Demir oymacılığı da var. Burada kazıcı ve keski yardımıyla çalışmalar yapılır. Ve bu teknik aynı zamanda zırh ve silahları süslemek için de kullanılmıştır. İtalya burada diğer Avrupa ülkelerinin önündeydi ve 16. yüzyılda hepsini geride bıraktı. 17. yüzyılda, ürünlerinin güzelliğinde İtalyanları aşan Fransız ve Alman ustalar ortaya çıktı. Kovalama, esas olarak sacdan zırh imalatında kullanıldı ve demir ve diğer metaller üzerindeki oymalar, kılıç, kılıç ve hançer, tüfek kilitleri, namlular, üzengi demirleri, at ağızlıkları vb., Milano'nun yanı sıra Floransa, Venedik'ten yaygın olarak kullanılan ustalardı ve daha sonra Augsburg ve Münih'te yaygınlaştı ve kakma ve yaldızla birleştirildi. 17. yüzyılın başlarındaki İspanyol zırhlıları, kovalama ve oymacılığı yaldızla birleştirdi ve süslemelerinin motifleri çok zengin değildi, bu da bu tür zanaatkarlığın düşüşünün başladığını gösteriyor.

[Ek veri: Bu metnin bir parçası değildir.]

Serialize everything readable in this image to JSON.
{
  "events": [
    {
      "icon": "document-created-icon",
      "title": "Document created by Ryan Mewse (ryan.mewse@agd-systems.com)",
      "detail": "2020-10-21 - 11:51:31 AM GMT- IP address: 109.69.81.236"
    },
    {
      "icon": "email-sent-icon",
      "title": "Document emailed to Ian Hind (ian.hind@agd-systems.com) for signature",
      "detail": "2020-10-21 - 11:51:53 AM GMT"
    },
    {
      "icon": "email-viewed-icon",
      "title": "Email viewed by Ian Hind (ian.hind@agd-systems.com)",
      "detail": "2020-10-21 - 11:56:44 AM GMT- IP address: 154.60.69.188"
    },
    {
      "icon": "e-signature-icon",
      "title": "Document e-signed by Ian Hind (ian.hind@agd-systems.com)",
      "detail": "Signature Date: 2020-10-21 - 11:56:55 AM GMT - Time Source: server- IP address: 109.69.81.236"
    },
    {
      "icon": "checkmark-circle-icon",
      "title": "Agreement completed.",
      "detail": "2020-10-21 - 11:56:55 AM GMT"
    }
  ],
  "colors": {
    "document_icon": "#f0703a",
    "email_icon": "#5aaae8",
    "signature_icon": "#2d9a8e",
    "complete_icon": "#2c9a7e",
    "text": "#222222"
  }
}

Zincir posta, artık sağlam bir zırh olarak kullanılmadığında bile, tek parça dövme zırh altına giyilen bu tür zırh altı tuniklerde uzun süre kullanılmaya devam etti. Kapatmadıkları her şey zincir posta ile kapatıldı ve dahası hareketi kısıtlamadı! Philadelphia Sanat Müzesi, Pensilvanya, Philadelphia.
Jeanne d'Arc hakkındaki 2005 filminde de durum böyle görünüyor. Hem önde hem de arkada olmak üzere iki parçadan oluşan ve kayışlarla bağlanan tam olarak erken zırhlardı. Bazen sadece alt kısmı aşınmış ve üst kısmı bez veya zincir posta ile kapatılmıştır.
Son olarak, emaye, zırh için belki de en lüks dekorasyon türüdür ve aynı zamanda en gereksizdir. Emaye sanatı, Orta Çağ'ın başlarında ortaya çıktı ve mücevherlerde yaygın olarak kullanıldı, ancak uzun süre silah ustaları arasında kullanım bulamadı. Bununla birlikte, Orta Çağ'ın başlarında, kılıç kulplarını ve kalkan detaylarını süslemek için emaye işi emaye kullanılmıştır. Daha sonra kılıç kabzaları ve kınlarını bitirmek için kullanışlı oldu ve bunların üretim merkezleri Fransa'da Limoges ve İtalya'da Floransa idi. Eh, 17. yüzyılda, emaye esas olarak zengin bir şekilde dekore edilmiş tüfeklerin dipçiklerini ve barut şişelerini süslemek için kullanıldı.
Kesik desenle süslenmiş Polonya hafif süvari eri kaskı, 17. yüzyılın sonlarında. Fitzwilliam Müzesi.